Our quality system is an integrated system of documents, specification, procedures, and other records and systems that are compliant to FDA and ISO 13485. J-Pac uses a validated electronic quality system that automates and properly controls our quality system. Unlike many medical device contract manufacturers, we use a rigorous external auditing firm to audit our compliance to our quality system. We also undergo routine and frequent supplier audits.

The medical device package shelf life testing and the stability study should be done separately. The FDA defines shelf life as the term or period during which a device remains suitable for its intended use. Fitness for use can be impacted by both maintaining sterility of the package and the post-aging performance characteristics of the medical device. These are two separate items and should be tested separately. The temperatures that are appropriate for sterile barrier system (SBS) materials may not be applicable to device materials. This may jeopardize the otherwise successful stability study on the SBS. When device assembly is completed and the product is packed within the SBS during stability studies, they often interfere with many of the tests that are conducted on the SBS at each aging interval. Medical devices often have a functional shelf life, which is much less than that of the SBS. These device limitations would unnecessarily shorten the dating claims for future products using the same SBS materials.

MDMs that include devices in their SBS stability studies often end up linking that particular device with the specific SBS used. They then feel it is necessary to repeat the stability study on the same SBS materials if a different device is packaged in it. This is not true. It is much better to keep SBS stability studies independent from any specific device.

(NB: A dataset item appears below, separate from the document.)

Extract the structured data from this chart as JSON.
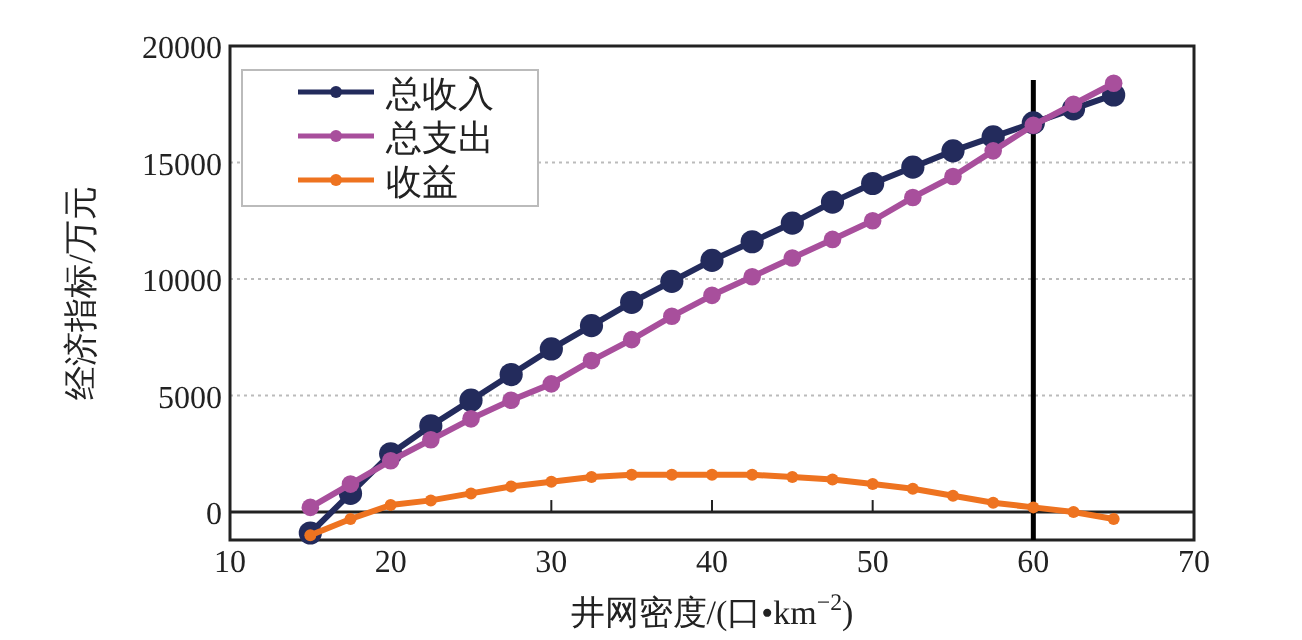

The FDA defines medical device shelf life as, “the term or period during which a device remains suitable for its intended use.” Fitness for use can be impacted by both maintaining sterility of the medical device package and ensuring the device performs as specified after aging. A risk-based approach should be used to determine the potential impact of using a device that may no longer be fit for use. Some medical devices will experience degradation over time and the risk of that degradation to the device’s fitness for use must be assessed when determining specifications and tolerances for manufacturing and components.

A stability study must be conducted on the sterile barrier system. Packaging samples (not containing the product) typically undergo both accelerated and real-time testing to establish the shelf life of the seal. Accelerated testing is allowed for market launch but must be followed up by real-time data. Accelerated aging should follow ASTM F1980, which details the Arrhenius equation that is commonly used. This equation is based on the principle that every 10°C increase in temperature doubles the reaction rate. Both accelerated and real-time aging should be done on medical device packages that have undergone worst-case sterilization.

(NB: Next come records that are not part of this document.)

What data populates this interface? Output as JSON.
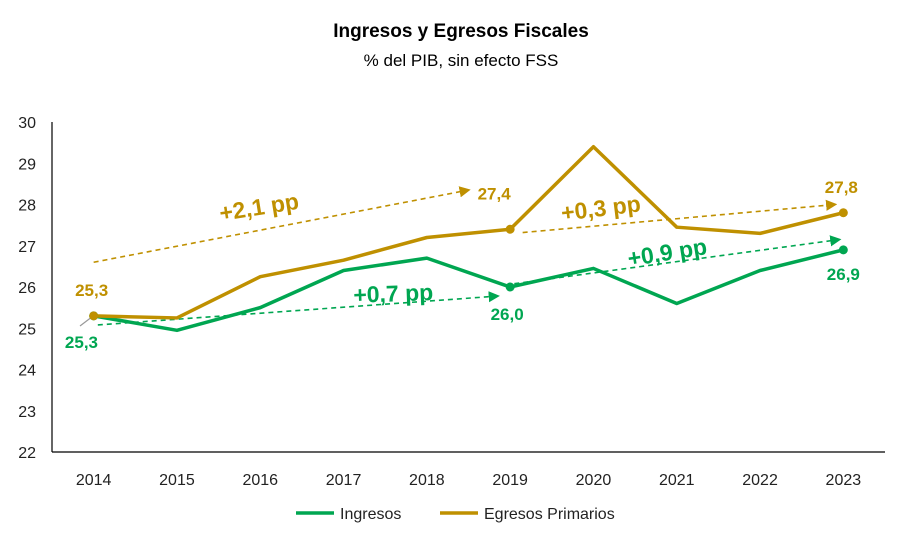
{
  "chart_data": {
    "type": "line",
    "title": "Ingresos y Egresos Fiscales",
    "subtitle": "% del PIB, sin efecto FSS",
    "categories": [
      "2014",
      "2015",
      "2016",
      "2017",
      "2018",
      "2019",
      "2020",
      "2021",
      "2022",
      "2023"
    ],
    "ylim": [
      22,
      30
    ],
    "yticks": [
      "22",
      "23",
      "24",
      "25",
      "26",
      "27",
      "28",
      "29",
      "30"
    ],
    "grid": false,
    "legend_position": "bottom",
    "series": [
      {
        "name": "Ingresos",
        "color": "#00a651",
        "values": [
          25.3,
          24.95,
          25.5,
          26.4,
          26.7,
          26.0,
          26.45,
          25.6,
          26.4,
          26.9
        ]
      },
      {
        "name": "Egresos Primarios",
        "color": "#bf9000",
        "values": [
          25.3,
          25.25,
          26.25,
          26.65,
          27.2,
          27.4,
          29.4,
          27.45,
          27.3,
          27.8
        ]
      }
    ],
    "data_labels": [
      {
        "series": 0,
        "index": 0,
        "text": "25,3"
      },
      {
        "series": 0,
        "index": 5,
        "text": "26,0"
      },
      {
        "series": 0,
        "index": 9,
        "text": "26,9"
      },
      {
        "series": 1,
        "index": 0,
        "text": "25,3"
      },
      {
        "series": 1,
        "index": 5,
        "text": "27,4"
      },
      {
        "series": 1,
        "index": 9,
        "text": "27,8"
      }
    ],
    "annotations": [
      {
        "text": "+2,1 pp",
        "series": 1
      },
      {
        "text": "+0,3 pp",
        "series": 1
      },
      {
        "text": "+0,7 pp",
        "series": 0
      },
      {
        "text": "+0,9 pp",
        "series": 0
      }
    ]
  }
}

Stability testing can take many avenues including material strength testing as well as visual inspection and functional testing. The medical device stability tests should be conducted on a packaged product that underwent worst-case sterilization and simulated distribution.

Yes. In fact, the WIP exposure of these products is minimized with the sterilization occurring under one roof with assembly and packaging as compared to a production flow requiring shipping of product to and from an off-site sterilizer.  Degradation of the resorbable polymer is minimized with J-Pac Medical’s integrated assembly, packaging and sterilization flow.

While it is true that capacity is severely challenged, J-Pac Medical has available Eto Capacity in its GS8X Sterilizer, and has the ability and space to add chambers as needed to meet customer needs.

While J-Pac Medical does not perform the actual testing of the samples we do have a laboratory that is on our approved supplier list that performs any required test.

J-Pac Medical offers in-house EtO sterilization that is most useful for small-lot production or high-volume production of small footprint packages. We also manage outside sterilization service companies. Our services range from organizing sterilization validations, single-lot releases, and management of on-going sterilization release and re-validation schedules.